Following lentiviral infection of the A549/PEM cell line, the mRNA expression of EGFR and ErbB3 was examined by real-time PCR. As shown in Fig. 6A, a significant difference was noted between the silenced and control cells (P<0.05). The relative level of EGFR mRNA in the A549/PEM-shEGFR cells was significantly downregulated by 2.4-fold when compared with that in the A549/PEM-sh-control cells. In the A549/PEM cells infected with ErbB3 shRNA, we observed that the level of ErbB3 mRNA was successfully downregulated by 2.5-fold compared with that in the A549/PEM-sh-control cells.

The protein expression of EGFR and ErbB3 was evaluated by western blotting. The average optical density for EGFR protein expression in the shEGFR-infected cells was lower when compared with the value in the A549/PEM-sh-control cells. The observed differences were significant (P<0.05) (Fig. 6B). Consistent with the above mRNA results, the average optical density for ErbB3 protein expression in the A549/PEM-shErbB3, A549/PEM-shEGFR/ErbB3 and A549/PEM-sh-control cells showed significant differences between the cell groups (P<0.05). The results were in accordance with the mRNA levels.

A549/PEM cells that overexpress EGFR and ErbB3 are more resistance to PEM than A549 cells that do not overexpress EGFR and ErbB3. After inhibiting EGFR expression, the IC₅₀ value (index of chemotherapy sensitivity to PEM) of the EGFR-shRNA-infected cells was 4.52±0.47 μg/ml, and this value for A549/PEM was 4.37±0.26 μg/ml (P=0.33). The IC₅₀ value of the ErbB3-shRNA infected cells that reduced the expression of ErbB3 was 4.46±0.31 μg/ml (P=0.42). This difference was not statistically significant (Fig. 3). Following the silencing of both EGFR and ErbB3, the IC₅₀ value detected by CCK-8 assay was 0.19±0.17 μg/ml (P=0.0015). These results indicate that overexpression of EGFR or ErbB3 may increase the cell resistance to PEM treatment.

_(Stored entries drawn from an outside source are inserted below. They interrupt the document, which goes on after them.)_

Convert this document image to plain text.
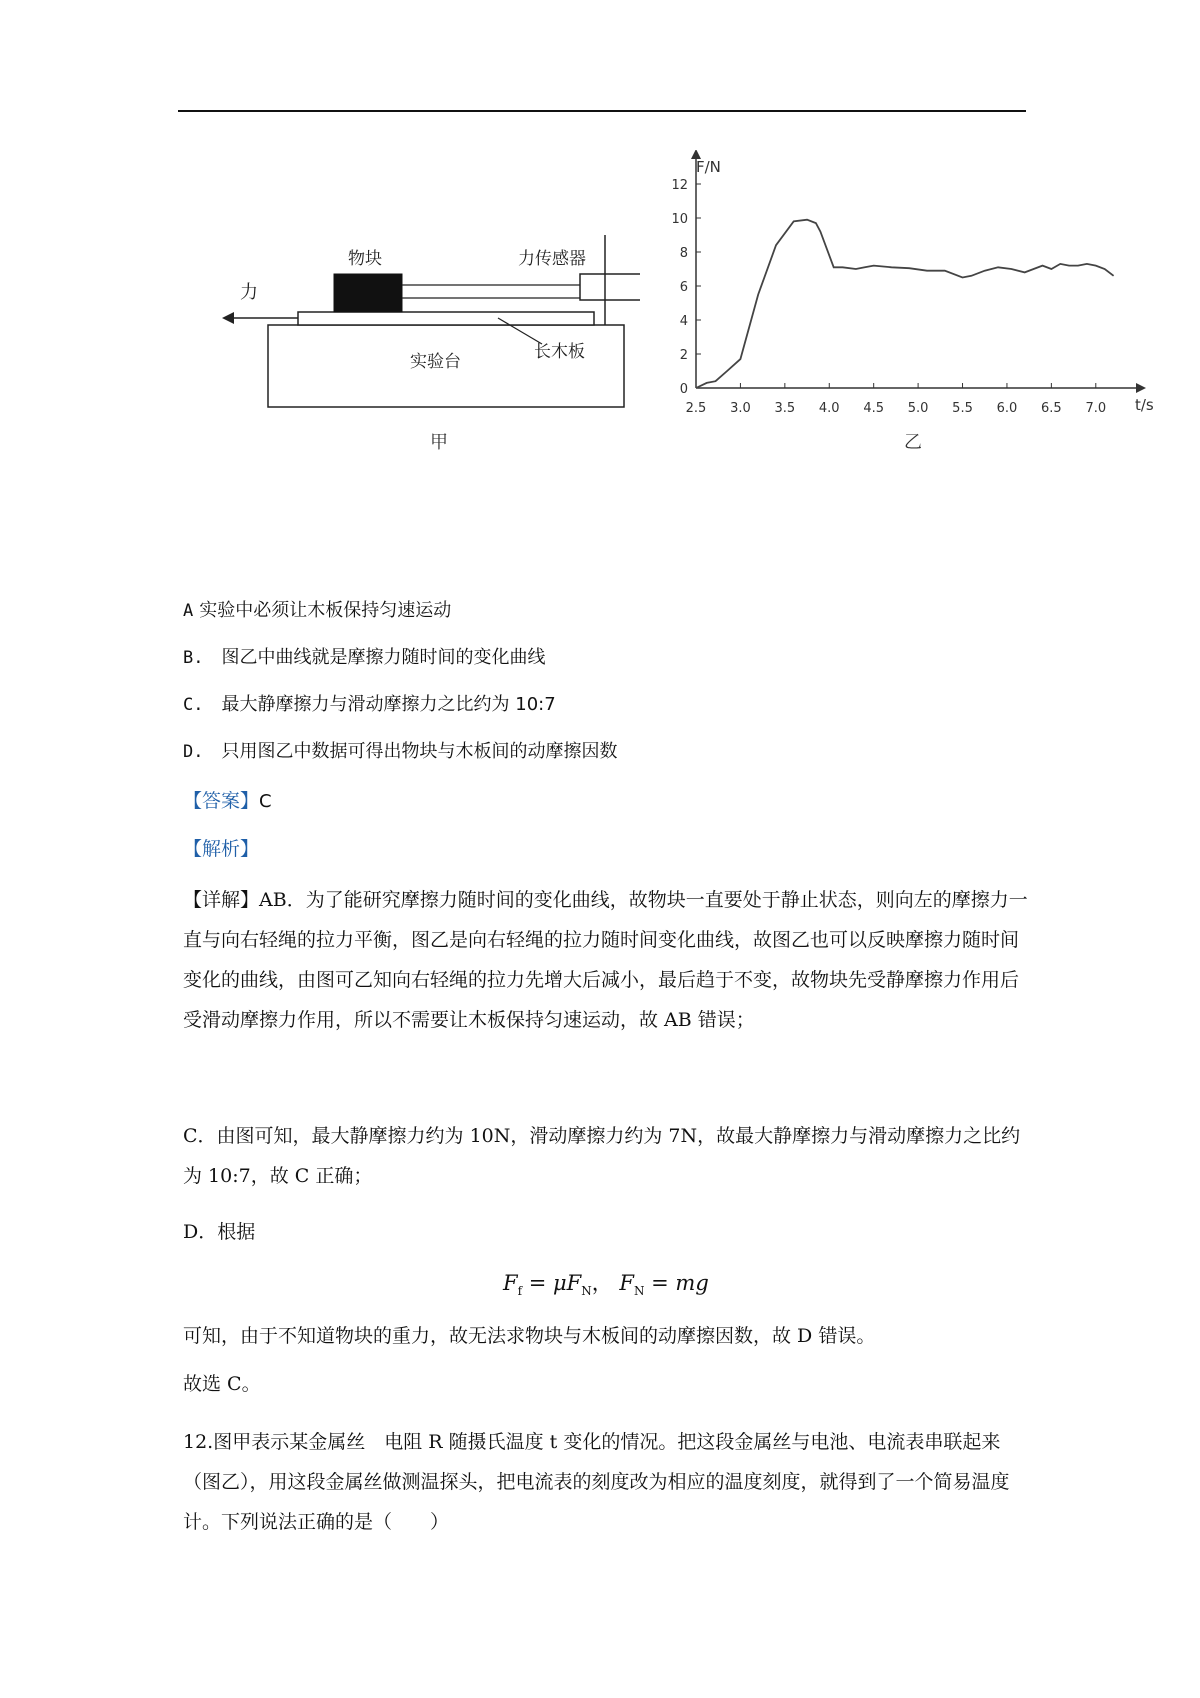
物块	力传感器
力
长木板
实验台
甲
0
2
4
6
8
10
12
2.5 3.0 3.5 4.0 4.5 5.0 5.5 6.0 6.5 7.0
F/N
t/s
乙
A 实验中必须让木板保持匀速运动
B. 图乙中曲线就是摩擦力随时间的变化曲线
C. 最大静摩擦力与滑动摩擦力之比约为 10:7
D. 只用图乙中数据可得出物块与木板间的动摩擦因数
【答案】C
【解析】
【详解】AB．为了能研究摩擦力随时间的变化曲线，故物块一直要处于静止状态，则向左的摩擦力一直与向右轻绳的拉力平衡，图乙是向右轻绳的拉力随时间变化曲线，故图乙也可以反映摩擦力随时间变化的曲线，由图可乙知向右轻绳的拉力先增大后减小，最后趋于不变，故物块先受静摩擦力作用后受滑动摩擦力作用，所以不需要让木板保持匀速运动，故 AB 错误；
C．由图可知，最大静摩擦力约为 10N，滑动摩擦力约为 7N，故最大静摩擦力与滑动摩擦力之比约为 10:7，故 C 正确；
D．根据
$F_f = \mu F_N$， $F_N$ = mg
可知，由于不知道物块的重力，故无法求物块与木板间的动摩擦因数，故 D 错误。
故选 C。
12.图甲表示某金属丝　电阻 R 随摄氏温度 t 变化的情况。把这段金属丝与电池、电流表串联起来（图乙），用这段金属丝做测温探头，把电流表的刻度改为相应的温度刻度，就得到了一个简易温度计。下列说法正确的是（　　）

We next investigated the mechanistic basis for the resistance to PEM of the A549/PEM cells (A549/PEM-sh-control, A549/PEM-shEGFR, A5490PEM-shErbB3 and A549/PEM-shEGFR/ErbB3). Phosphorylation of STAT3, AKT and ERK was inhibited by knockdown of both EGFR and ErbB3 (P<0.05), whereas these levels were mildly suppressed by silencing of ErbB3 alone (P>0.05) (Fig. 7). Downregulation of EGFR resulted in marked inhibition of the phosphorylation of STAT3 and ERK. We provide proof that dual silencing of EGFR and ErbB3 in A549/PEM cells improved the sensitivity to PEM. We observed that the phosphorylation of STAT3, AKT and ERK in the A549/PEM-shEGFR/ErbB3 cells was markedly abrogated.